Readers met these children and the toll this work and surrounding circumstances had on their young lives. Dreier described her process as very patient reporting, done mostly on the ground.
She also obtained data from the federal government to find concentrations of migrant children living in the U.S. without their parents and far from any relatives. “There were sort of these hot spots where there were kids living with strangers,” she said. “And what we found is that those were the kids who were the most likely to have to pay their own rent, to be on the hook for all their expenses, and to be working to support their families back home — or sometimes because they were living with an adult that was forcing them to work.”
This is the second Pulitzer Prize for Dreier; she won the 2019 Pulitzer Prize in Feature Writing while at ProPublica for a series on Salvadoran immigrants on Long Island whose lives were deeply impacted by a botched crackdown on the MS-13 international criminal gang. Dreier was also a finalist for the 2022 Pulitzer Prize for Investigative Reporting with Andrew Ba Tran on a series for The Washington Post.
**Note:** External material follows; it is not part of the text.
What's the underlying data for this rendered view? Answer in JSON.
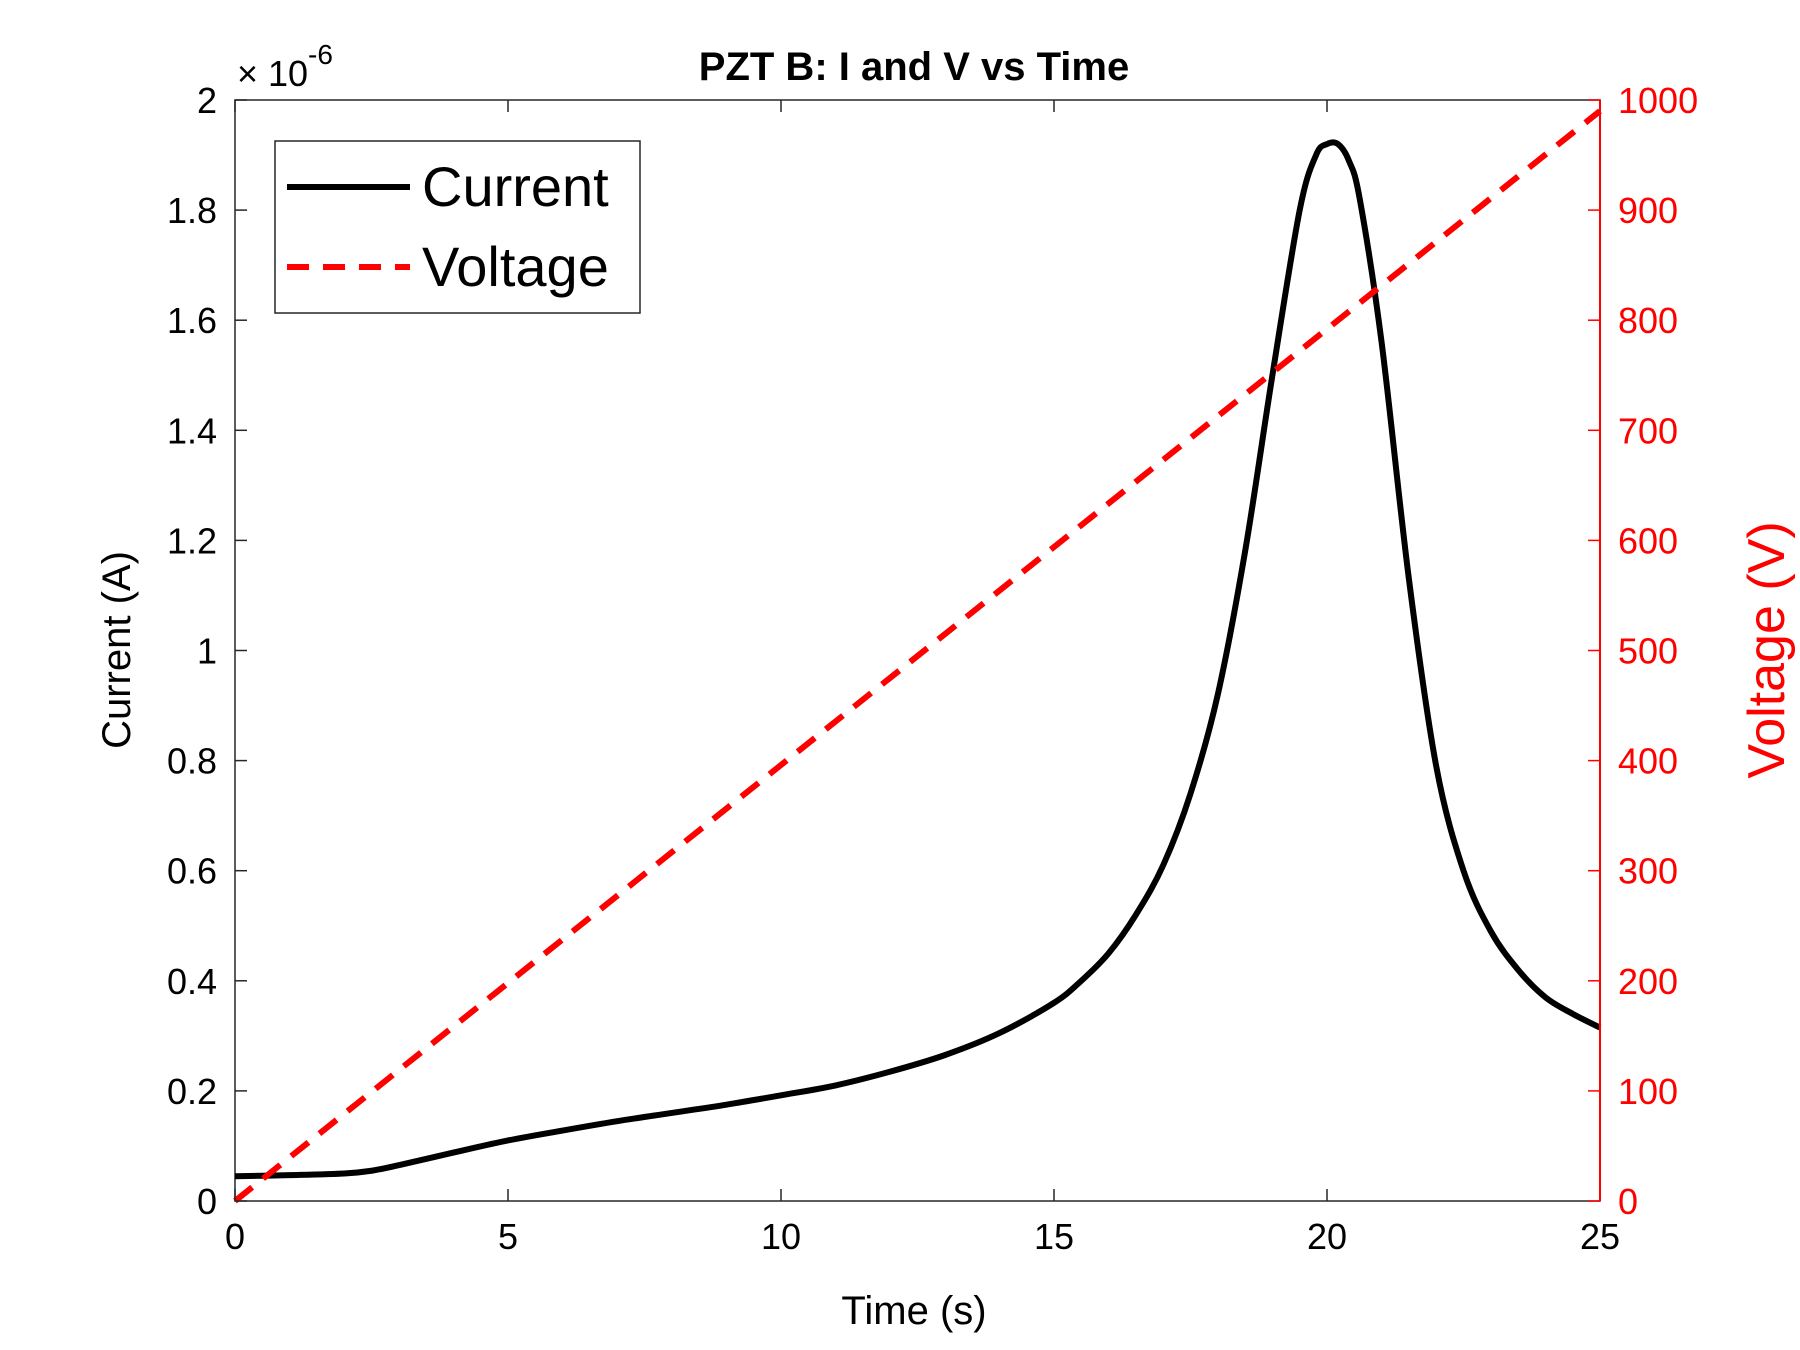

Dreier began reporting on child labor exploitation shortly after joining The Times in 2022. In a March 2023 Times Insider post about her work, the award-winning journalist recalled studying the faces of workers leaving a factory in Grand Rapids. It was midnight and it was snowing. “I had come to the heart of the industrial Midwest because I thought I might find migrant children working dangerous jobs,” Dreier wrote. “As the late shift ended and people in hairnets began to emerge from the building, I saw that many of them were short and baby faced.”
Dreier’s stories as part of the “Alone and Exploited” series ushered in waves of impact which included congressional hearings, a White House crackdown, reforms in multiple states and more.
“It’s really affirmed my faith in the power of investigative reporting, but also sort of affirmed my faith and humanity,” she said of the results of her reporting. “These kids talked to me not because they thought there was gonna be any change, but because they wanted to warn other kids like them back home in Guatemala, or Honduras, about how hard life could be here. But they didn’t expect that anybody would really listen, that anybody would care.”
To see this cascade of changes in corporate America at the state and the federal level, she added, has shown her that people actually do care a lot more than she thought they would.
Prior to Monday’s Pulitzer announcement, Dreier’s stories on migrant child workers had already garnered numerous accolades, including the 2023 Worth Bingham Prize for Investigative Journalism from the Nieman Foundation for Journalism, the 2023 Feddie Award from the National Press Foundation and the 2024 John Bartlow Martin Award for Public Interest Magazine Journalism from Northwestern University Medill School of Journalism, Media, Integrated Marketing Communications. She has previously worked at The Washington Post and The Associated Press in Venezuela.
The finalists for this year’s Pulitzer Prize for Investigative Reporting were the staff of Bloomberg, for an investigation of how the US government aided the global spread of gun violence, and Casey Ross and Rob Herman of Stat, “for exposing how United Health Group, the nation’s largest health insurer, used an unregulated algorithm to override clinicians’ judgments and deny care, highlighting the dangers of AI use in medicine.”